A faixa seguinte, “Jesus Cristo”, é a mais famosa do álbum e inaugura uma tradição na discografia de Roberto Carlos de cada álbum trazer pelo menos uma canção de temática religiosa. “Jesus Cristo” aborda a fé e a busca por orientação espiritual em meio às incertezas da vida. A letra expressa o desejo de proximidade com Jesus, visto como guia e fonte de esperança, e convida os ouvintes a se unirem em uma caminhada coletiva de fé, simbolizada por uma procissão crescente que compartilha a mesma oração e crença. É perceptível a forte influência da música gospel americana nesta, desde o balanço rítmico aos vocais de apoio que acompanham Roberto Carlos.
O romantismo retorna com a calma e a serenidade de "Pra Você", uma canção que trata do lamento e da dor pela perda de um amor, em que o eu lírico expressa a sensação de ter dedicado tudo para a pessoa amada e pede que ela volte para restaurar a alegria perdida. Na ótima e emocional "120... 150... 200 Km Por Hora", que traz um sensível e dramático naipe de cordas em contraste com o peso da bateria e a robustez da linha de baixo, Roberto Carlos usa a velocidade como fuga desesperada de suas dores e lembranças, simbolizada pela alta velocidade e pelo desejo de escapar do passado e da solidão.
Fechando o álbum, "Maior Que O Meu Amor", canção que traz em seus versos o conflito interno do eu lírico entre a vontade de esquecer um amor não correspondido e a incapacidade de superar a dor e a saudade: "Maior que o meu amor / É a vontade de dizer que não te amo / Que não te quero, não te peço e não te chamo".
Roberto Carlos tocando guitarra durante a antológica temporada de shows no Canecão, no Rio de Janeiro, em 1970. |
O álbum Roberto Carlos de 1970 deixou um legado significativo na música brasileira, tanto pelo conteúdo das canções quanto pela transformação da imagem do cantor.

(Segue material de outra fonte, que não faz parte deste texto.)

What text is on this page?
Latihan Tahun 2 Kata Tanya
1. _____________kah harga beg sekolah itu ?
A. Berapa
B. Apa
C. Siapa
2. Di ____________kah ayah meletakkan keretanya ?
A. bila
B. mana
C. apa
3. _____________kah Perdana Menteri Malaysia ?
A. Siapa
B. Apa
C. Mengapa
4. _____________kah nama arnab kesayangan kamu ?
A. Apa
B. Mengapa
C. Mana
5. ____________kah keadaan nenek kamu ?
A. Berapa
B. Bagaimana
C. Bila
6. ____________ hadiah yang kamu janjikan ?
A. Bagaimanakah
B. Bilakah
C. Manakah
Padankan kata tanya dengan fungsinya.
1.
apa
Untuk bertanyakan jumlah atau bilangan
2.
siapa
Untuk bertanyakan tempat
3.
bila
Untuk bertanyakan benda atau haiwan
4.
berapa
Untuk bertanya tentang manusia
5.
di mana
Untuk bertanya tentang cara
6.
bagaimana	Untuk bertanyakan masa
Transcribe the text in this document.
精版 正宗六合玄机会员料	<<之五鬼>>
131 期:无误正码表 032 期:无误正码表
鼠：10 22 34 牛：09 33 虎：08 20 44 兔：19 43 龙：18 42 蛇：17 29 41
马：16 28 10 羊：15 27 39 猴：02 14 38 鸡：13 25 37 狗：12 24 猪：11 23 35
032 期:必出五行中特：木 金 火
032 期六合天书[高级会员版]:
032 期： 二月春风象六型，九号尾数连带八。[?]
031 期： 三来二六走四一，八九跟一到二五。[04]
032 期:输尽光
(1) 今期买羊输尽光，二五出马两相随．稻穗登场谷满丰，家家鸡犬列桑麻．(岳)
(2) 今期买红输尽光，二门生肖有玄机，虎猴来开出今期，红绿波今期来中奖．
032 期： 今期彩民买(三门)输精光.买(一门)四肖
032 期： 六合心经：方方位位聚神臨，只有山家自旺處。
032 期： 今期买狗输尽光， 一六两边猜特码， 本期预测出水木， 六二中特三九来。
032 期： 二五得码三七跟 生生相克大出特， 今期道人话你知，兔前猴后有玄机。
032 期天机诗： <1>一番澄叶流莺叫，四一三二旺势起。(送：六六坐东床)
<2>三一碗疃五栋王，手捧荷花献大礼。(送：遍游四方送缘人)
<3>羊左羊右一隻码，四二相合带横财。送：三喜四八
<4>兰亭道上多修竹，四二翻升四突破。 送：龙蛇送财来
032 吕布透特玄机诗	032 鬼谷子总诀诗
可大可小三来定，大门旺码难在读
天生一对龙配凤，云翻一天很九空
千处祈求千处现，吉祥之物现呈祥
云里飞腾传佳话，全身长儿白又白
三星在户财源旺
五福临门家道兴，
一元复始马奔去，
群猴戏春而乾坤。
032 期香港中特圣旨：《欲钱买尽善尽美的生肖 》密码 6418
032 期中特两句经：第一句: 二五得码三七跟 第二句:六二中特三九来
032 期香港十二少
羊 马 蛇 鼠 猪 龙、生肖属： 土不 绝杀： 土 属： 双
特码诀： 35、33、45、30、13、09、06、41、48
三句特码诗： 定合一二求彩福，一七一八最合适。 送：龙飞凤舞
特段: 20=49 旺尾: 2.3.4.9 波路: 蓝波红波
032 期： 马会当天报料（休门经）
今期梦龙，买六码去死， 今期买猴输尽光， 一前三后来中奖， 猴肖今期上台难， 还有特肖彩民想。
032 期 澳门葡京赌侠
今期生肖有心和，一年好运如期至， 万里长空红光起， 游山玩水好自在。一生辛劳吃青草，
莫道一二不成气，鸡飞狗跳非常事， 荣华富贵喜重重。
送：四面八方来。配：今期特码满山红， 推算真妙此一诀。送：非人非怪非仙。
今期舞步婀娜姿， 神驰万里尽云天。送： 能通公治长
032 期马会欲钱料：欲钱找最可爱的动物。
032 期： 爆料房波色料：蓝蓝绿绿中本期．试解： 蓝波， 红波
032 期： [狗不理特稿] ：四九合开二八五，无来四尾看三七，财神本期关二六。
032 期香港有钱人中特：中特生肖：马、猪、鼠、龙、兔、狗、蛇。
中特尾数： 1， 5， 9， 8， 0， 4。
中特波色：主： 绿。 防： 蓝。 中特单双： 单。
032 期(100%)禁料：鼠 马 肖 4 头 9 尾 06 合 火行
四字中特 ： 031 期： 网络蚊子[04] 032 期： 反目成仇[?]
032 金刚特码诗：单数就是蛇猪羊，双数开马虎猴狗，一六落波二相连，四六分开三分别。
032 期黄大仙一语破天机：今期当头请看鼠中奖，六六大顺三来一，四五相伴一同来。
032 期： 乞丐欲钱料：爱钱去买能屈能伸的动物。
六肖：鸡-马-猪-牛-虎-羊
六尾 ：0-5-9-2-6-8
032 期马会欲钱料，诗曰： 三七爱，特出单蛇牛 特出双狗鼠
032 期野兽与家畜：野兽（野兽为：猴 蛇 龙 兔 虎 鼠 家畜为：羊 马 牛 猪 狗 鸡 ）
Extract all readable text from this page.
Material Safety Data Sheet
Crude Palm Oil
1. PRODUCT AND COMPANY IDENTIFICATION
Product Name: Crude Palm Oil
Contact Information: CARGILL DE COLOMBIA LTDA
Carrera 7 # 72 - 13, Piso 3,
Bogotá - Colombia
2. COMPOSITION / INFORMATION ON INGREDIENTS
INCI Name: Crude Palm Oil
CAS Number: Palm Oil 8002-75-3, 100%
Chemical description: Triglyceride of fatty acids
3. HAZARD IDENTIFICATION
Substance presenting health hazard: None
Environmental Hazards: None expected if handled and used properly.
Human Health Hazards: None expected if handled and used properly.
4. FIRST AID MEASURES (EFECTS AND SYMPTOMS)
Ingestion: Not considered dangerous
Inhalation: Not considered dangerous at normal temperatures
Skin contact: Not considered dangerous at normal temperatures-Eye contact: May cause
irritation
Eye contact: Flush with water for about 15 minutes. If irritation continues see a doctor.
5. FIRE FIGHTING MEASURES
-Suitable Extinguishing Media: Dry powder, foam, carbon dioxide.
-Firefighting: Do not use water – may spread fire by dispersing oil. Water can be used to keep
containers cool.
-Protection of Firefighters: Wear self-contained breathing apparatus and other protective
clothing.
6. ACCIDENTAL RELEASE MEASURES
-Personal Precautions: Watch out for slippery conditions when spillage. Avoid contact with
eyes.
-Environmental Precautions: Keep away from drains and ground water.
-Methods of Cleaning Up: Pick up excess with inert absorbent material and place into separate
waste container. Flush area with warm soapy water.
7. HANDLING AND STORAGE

Esse disco marcou a transição definitiva de Roberto Carlos para o estilo romântico que caracterizaria sua carreira nas décadas seguintes, afastando-se do rock e da Jovem Guarda. Ao flertar com a soul music, o funk e a música gospel americanos a partir do álbum O Inimitável (1968) e incorporar as orquestrações de arranjos muito bem elaborados, Roberto criou uma sonoridade mais sofisticada e ritmada para o seu trabalho.
Uma das principais contribuições desse álbum de 1970 foi a introdução de temas mais maduros e introspectivos em suas letras, algo que ressoou profundamente com o público e influenciou a música popular brasileira. A faixa "Jesus Cristo" trouxe a temática religiosa e espiritual para o mainstream, enquanto as outras faixas abordavam o amor e a saudade de maneira mais profunda e sofisticada, abrindo caminho para uma nova era de música romântica no Brasil.
Além disso, o álbum consolidou Roberto Carlos como um ícone cultural, cuja influência transcendeu a música para se tornar parte da identidade nacional brasileira. As canções do disco continuam a ser celebradas e reinterpretadas por artistas de várias gerações, atestando o impacto duradouro de sua obra.
Faixas
Lado 1
1. “Ana” (Roberto Carlos-Erasmo Carlos)
2. “Uma Palavra Amiga” (Getúlio Cortes)
3. “Vista a Roupa Meu Bem” (Roberto Carlos-Erasmo Carlos)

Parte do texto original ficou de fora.